Я уже тогда знал, что это признаки чахотки: от нее в нашем дворе два года назад умер двадцатилетний Митька Трофимычев. Я хорошо помнил его, так как перед смертью он был очень злой и каждому из мальчишек барутинских бараков от него досталось ни за что, ни про что по нескольку затрещин… Теперь я понимаю, что он был злой от зависти к тем, кто останется жить.
Рядом с больной сидел темноглазый красивый мальчуган, а за телегой, как всегда поджав губы, шагала Оля. Я смутился от неожиданности, увидев ее.
Ахмет коротко кивнул мне, а Оля прошла, скользнув по моему лицу взглядом так же равнодушно, как по стене сарая. Остановилась телега против окошка той комнаты, где раньше жила тетя Паша. Когда ее уволили с мельницы, то выселили с семьей из барака — она переехала на другую улицу.
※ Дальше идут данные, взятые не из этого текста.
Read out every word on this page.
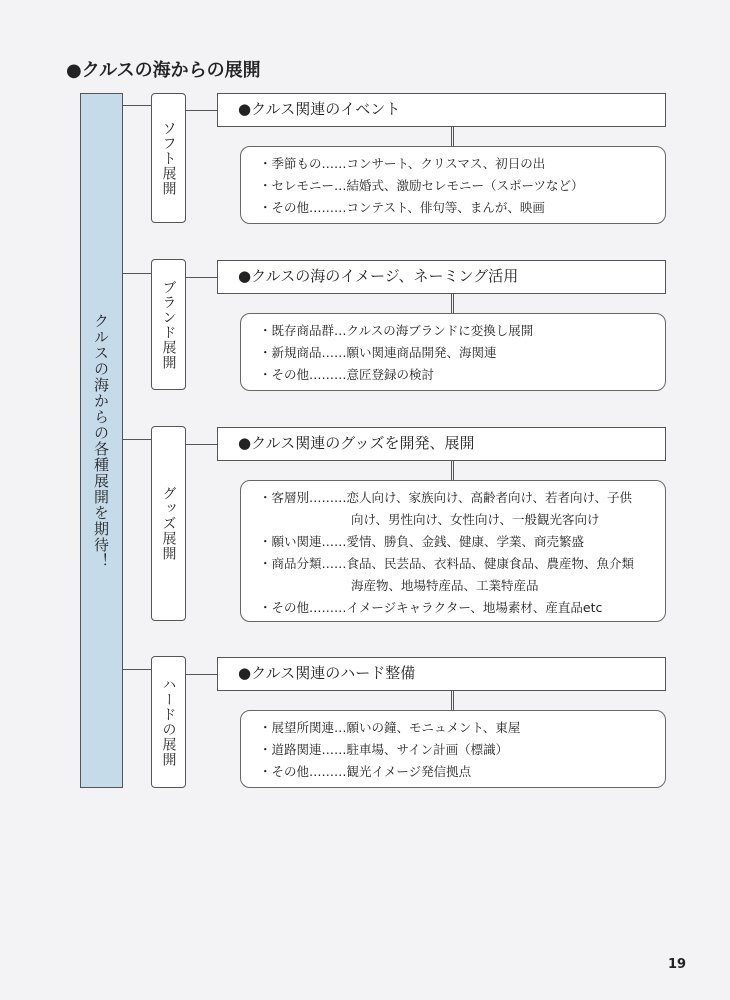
●クルスの海からの展開
クルスの海からの各種展開を期待！
ソフト展開
●クルス関連のイベント
・季節もの……コンサート、クリスマス、初日の出
・セレモニー…結婚式、激励セレモニー（スポーツなど）
・その他………コンテスト、俳句等、まんが、映画
ブランド展開
●クルスの海のイメージ、ネーミング活用
・既存商品群…クルスの海ブランドに変換し展開
・新規商品……願い関連商品開発、海関連
・その他………意匠登録の検討
グッズ展開
●クルス関連のグッズを開発、展開
・客層別………恋人向け、家族向け、高齢者向け、若者向け、子供
向け、男性向け、女性向け、一般観光客向け
・願い関連……愛情、勝負、金銭、健康、学業、商売繁盛
・商品分類……食品、民芸品、衣料品、健康食品、農産物、魚介類
海産物、地場特産品、工業特産品
・その他………イメージキャラクター、地場素材、産直品etc
ハードの展開
●クルス関連のハード整備
・展望所関連…願いの鐘、モニュメント、東屋
・道路関連……駐車場、サイン計画（標識）
・その他………観光イメージ発信拠点
19
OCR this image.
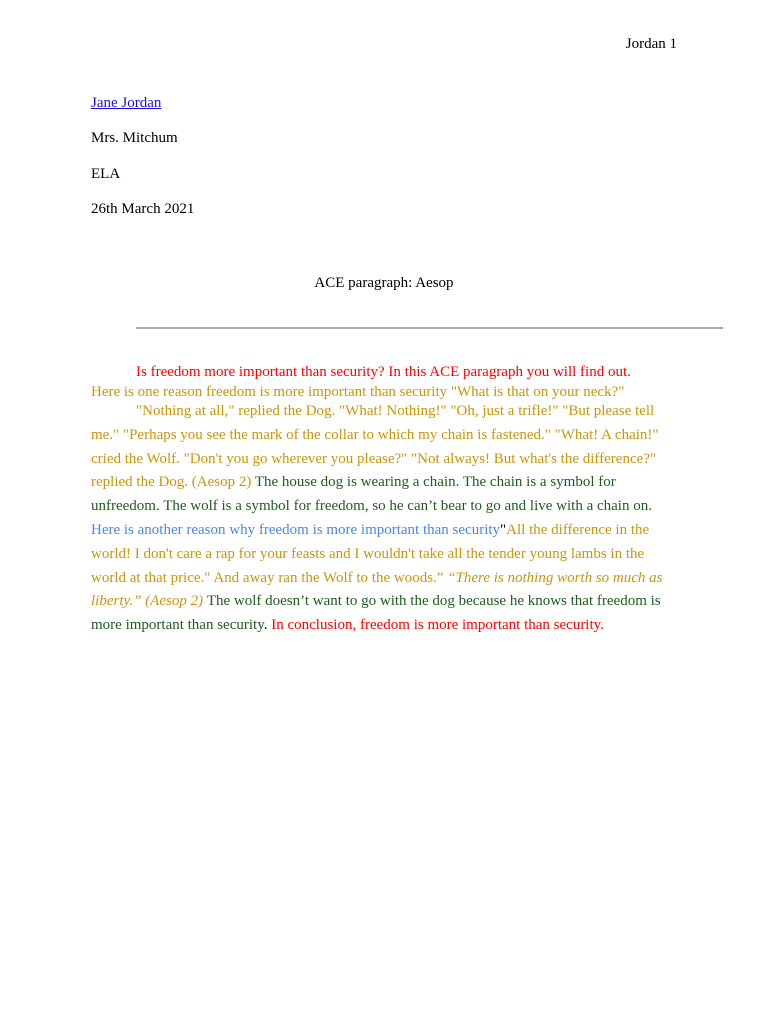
Jordan 1
Jane Jordan
Mrs. Mitchum
ELA
26th March 2021
ACE paragraph: Aesop
Is freedom more important than security? In this ACE paragraph you will find out.
Here is one reason freedom is more important than security "What is that on your neck?"
"Nothing at all," replied the Dog. "What! Nothing!" "Oh, just a trifle!" "But please tell me." "Perhaps you see the mark of the collar to which my chain is fastened." "What! A chain!" cried the Wolf. "Don't you go wherever you please?" "Not always! But what's the difference?" replied the Dog. (Aesop 2) The house dog is wearing a chain. The chain is a symbol for unfreedom. The wolf is a symbol for freedom, so he can’t bear to go and live with a chain on. Here is another reason why freedom is more important than security"All the difference in the world! I don't care a rap for your feasts and I wouldn't take all the tender young lambs in the world at that price." And away ran the Wolf to the woods.” “There is nothing worth so much as liberty.” (Aesop 2) The wolf doesn’t want to go with the dog because he knows that freedom is more important than security. In conclusion, freedom is more important than security.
Оля сняла на землю малыша, помогла слезть больной. При этом ее строгое лицо вдруг стало таким милым и ласковым, что я не мог отвести от нее взгляда. Когда они вошли в дом, я вернулся в сарай.
— Что там? — сонно спросил Юрка.
— На Титихино место другие квартиранты приехали, — неохотно пробурчал я.
Так поселилась на нашем дворе эта странная девочка.